Upon the financial close of the deal, which is expected in September 2021 and remains subject to customary closing conditions, the Topos team, including members of Topos senior management, will join Nuix.
“Topos will strengthen Nuix’s product offering by helping customers get to relevant data even faster,” said Nuix CEO Rod Vawdrey. “The potential for user-friendly dashboards and for users to easily customise the software to their specific needs also reflects Nuix’s focus on empowering our customers to search through unstructured data at speed and scale.
“We look forward to Christopher Stephenson [Topos CEO] and his talented team joining Nuix.”
The initial cost of the acquisition is US$5 million on financial close of the deal, with the potential for a further US$20 million, comprised of US$18.5 million cash payable to the seller of the shares in Topos and up to US$1.5 million in performance rights.
In August, Nuix revealed its profit for FY2021 fell by 107 per cent, causing it to end the financial year with a $1.6 million loss.
The Australian Securities Exchange (ASX)-listed software vendor made $23 million in profit last year, but this has now sunk despite steady revenue of $176.1 million for the year ended 30 June 2021.
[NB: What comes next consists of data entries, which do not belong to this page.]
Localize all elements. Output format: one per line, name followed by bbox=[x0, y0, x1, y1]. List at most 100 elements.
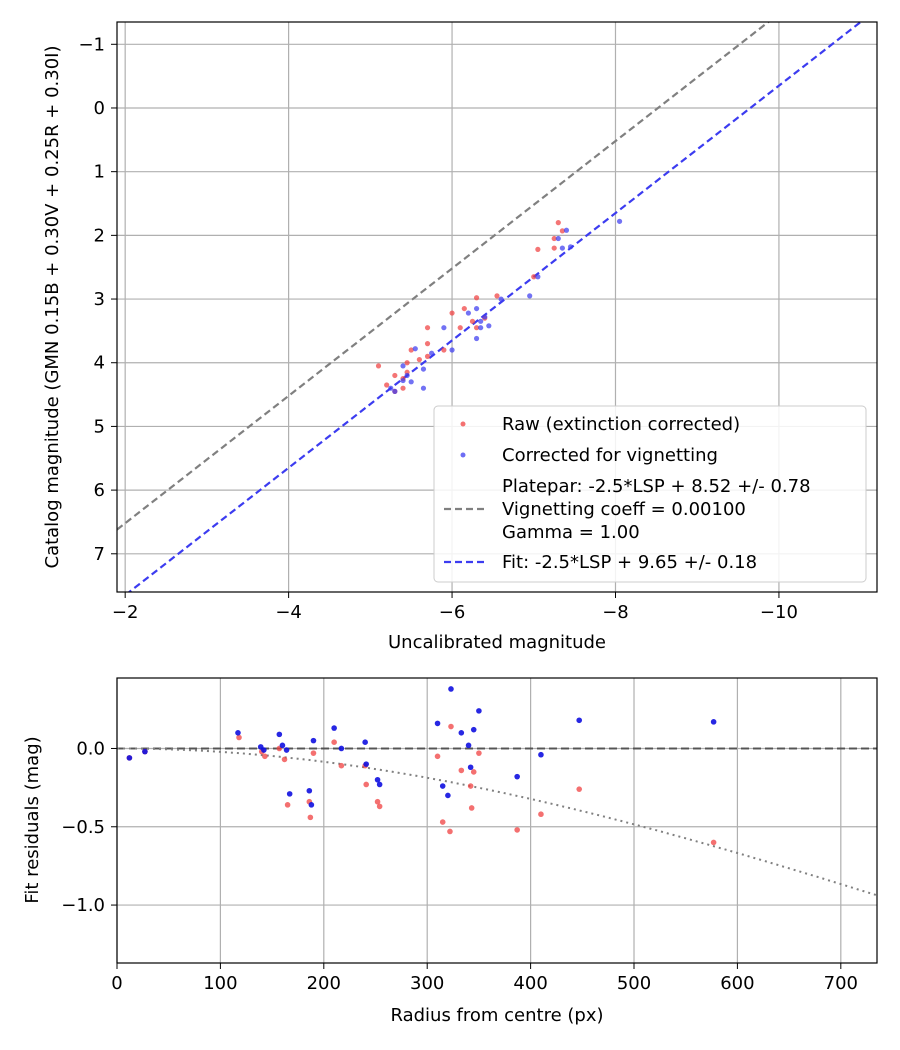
bottom-y-axis-label: Fit residuals (mag) bbox=[22, 736, 43, 903]
bottom-point-1-2 bbox=[235, 730, 241, 736]
bottom-point-1-1 bbox=[142, 748, 148, 755]
top-point-1-17 bbox=[412, 346, 418, 352]
bottom-point-1-12 bbox=[331, 725, 337, 731]
top-xtick-label-2: −6 bbox=[439, 602, 466, 623]
bottom-ytick-label-2: −1.0 bbox=[61, 895, 105, 916]
bottom-xtick-label-7: 700 bbox=[824, 973, 858, 994]
top-point-0-2 bbox=[559, 228, 565, 234]
bottom-point-1-23 bbox=[465, 742, 472, 749]
bottom-xtick-label-4: 400 bbox=[513, 973, 547, 994]
top-xtick-label-0: −2 bbox=[112, 602, 139, 623]
bottom-point-1-28 bbox=[538, 751, 544, 758]
top-point-1-10 bbox=[482, 314, 488, 320]
top-point-1-18 bbox=[429, 350, 435, 356]
bottom-xtick-label-5: 500 bbox=[617, 973, 651, 994]
bottom-point-1-20 bbox=[445, 792, 451, 799]
top-point-0-26 bbox=[400, 385, 406, 391]
legend-platepar-line3: Gamma = 1.00 bbox=[502, 522, 640, 543]
top-y-axis-label: Catalog magnitude (GMN 0.15B + 0.30V + 0… bbox=[42, 45, 63, 568]
top-point-1-12 bbox=[486, 323, 492, 329]
bottom-y-ticks: 0.0 −0.5 −1.0 bbox=[61, 738, 117, 916]
legend-raw-marker bbox=[460, 421, 466, 427]
top-point-1-6 bbox=[527, 293, 533, 299]
bottom-point-1-7 bbox=[283, 747, 290, 753]
top-point-0-1 bbox=[551, 235, 557, 242]
top-point-0-25 bbox=[384, 382, 390, 388]
bottom-point-0-4 bbox=[262, 753, 268, 760]
bottom-point-0-20 bbox=[448, 723, 454, 730]
bottom-point-1-21 bbox=[448, 686, 454, 692]
top-point-1-16 bbox=[449, 347, 455, 353]
bottom-point-1-8 bbox=[286, 791, 293, 797]
top-point-1-13 bbox=[478, 325, 484, 331]
bottom-point-0-22 bbox=[467, 783, 474, 789]
bottom-point-1-26 bbox=[476, 708, 482, 714]
top-ytick-label-8: 7 bbox=[94, 544, 105, 565]
bottom-point-0-26 bbox=[514, 827, 520, 833]
bottom-xtick-label-0: 0 bbox=[111, 973, 122, 994]
legend-raw-label: Raw (extinction corrected) bbox=[502, 414, 740, 435]
bottom-point-0-24 bbox=[470, 769, 477, 775]
top-point-1-14 bbox=[441, 325, 447, 331]
top-point-0-21 bbox=[375, 363, 382, 369]
legend-corrected-marker bbox=[460, 452, 466, 458]
bottom-point-0-7 bbox=[284, 802, 291, 808]
bottom-xtick-label-6: 600 bbox=[720, 973, 754, 994]
top-point-0-5 bbox=[531, 274, 537, 280]
top-point-1-11 bbox=[478, 318, 484, 324]
top-point-1-4 bbox=[567, 244, 574, 250]
bottom-point-1-18 bbox=[434, 720, 441, 727]
legend-corrected-label: Corrected for vignetting bbox=[502, 445, 718, 466]
bottom-point-0-19 bbox=[447, 828, 453, 835]
top-point-1-24 bbox=[392, 388, 398, 394]
legend-platepar-line1: Platepar: -2.5*LSP + 8.52 +/- 0.78 bbox=[502, 476, 811, 497]
bottom-point-1-15 bbox=[363, 761, 369, 767]
bottom-point-1-9 bbox=[306, 787, 313, 794]
top-point-1-15 bbox=[473, 335, 480, 342]
bottom-point-1-22 bbox=[458, 730, 465, 736]
bottom-point-0-2 bbox=[236, 734, 242, 741]
top-legend: Raw (extinction corrected) Corrected for… bbox=[433, 405, 867, 583]
top-y-ticks: −1 0 1 2 3 4 5 6 7 bbox=[78, 34, 117, 565]
bottom-plot-frame bbox=[116, 677, 878, 964]
top-ytick-label-5: 4 bbox=[94, 353, 105, 374]
top-ytick-label-0: −1 bbox=[78, 34, 105, 55]
top-point-0-0 bbox=[555, 220, 561, 226]
bottom-point-0-12 bbox=[338, 762, 345, 769]
top-point-0-7 bbox=[473, 295, 480, 301]
bottom-point-0-21 bbox=[458, 767, 465, 774]
bottom-point-0-27 bbox=[538, 811, 544, 818]
bottom-point-0-29 bbox=[710, 839, 717, 846]
bottom-point-1-6 bbox=[279, 742, 286, 749]
top-point-0-15 bbox=[441, 347, 447, 353]
top-point-1-21 bbox=[404, 372, 410, 379]
bottom-point-0-16 bbox=[376, 803, 383, 810]
bottom-point-0-14 bbox=[363, 781, 369, 788]
bottom-scatter-points bbox=[126, 686, 717, 846]
bottom-reference-lines bbox=[117, 747, 878, 897]
top-point-1-5 bbox=[535, 274, 541, 280]
top-point-1-19 bbox=[400, 363, 406, 369]
bottom-x-ticks: 0 100 200 300 400 500 600 700 bbox=[111, 963, 858, 994]
top-ytick-label-6: 5 bbox=[94, 416, 105, 437]
bottom-point-0-9 bbox=[307, 814, 314, 821]
top-point-0-8 bbox=[461, 305, 467, 312]
bottom-vignetting-curve bbox=[117, 747, 878, 897]
bottom-point-1-5 bbox=[276, 731, 283, 738]
bottom-point-0-25 bbox=[476, 750, 482, 756]
bottom-point-1-13 bbox=[338, 745, 345, 752]
top-point-1-1 bbox=[563, 227, 570, 233]
bottom-point-1-0 bbox=[126, 755, 133, 761]
top-ytick-label-2: 1 bbox=[94, 162, 105, 183]
top-line-fit bbox=[127, 22, 863, 592]
top-xtick-label-3: −8 bbox=[602, 602, 629, 623]
bottom-point-0-28 bbox=[576, 786, 583, 792]
bottom-xtick-label-3: 300 bbox=[410, 973, 444, 994]
bottom-point-0-11 bbox=[331, 739, 337, 746]
bottom-point-1-10 bbox=[308, 802, 315, 808]
top-line-platepar bbox=[117, 22, 771, 531]
bottom-point-1-16 bbox=[374, 776, 381, 783]
top-scatter-points bbox=[375, 218, 623, 394]
top-ytick-label-3: 2 bbox=[94, 225, 105, 246]
top-xtick-label-1: −4 bbox=[275, 602, 302, 623]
Meanwhile, the company's pre-tax earnings (EBITDA) plummeted by half, falling from $62 million to $30.2 million. This comes despite having contracted 100 new customers in the last financial year, Nuix told shareholders.
The results came just months after Nuix was subjected to a search on its Sydney office, with authorities seeking documents in relation to an investigation into the affairs of an unnamed "individual”.
The warrant, executed on 24 June, came just days after the chief executive and chief financial officers of the software company resigned amid allegations concerning its $1.8 billion public listing.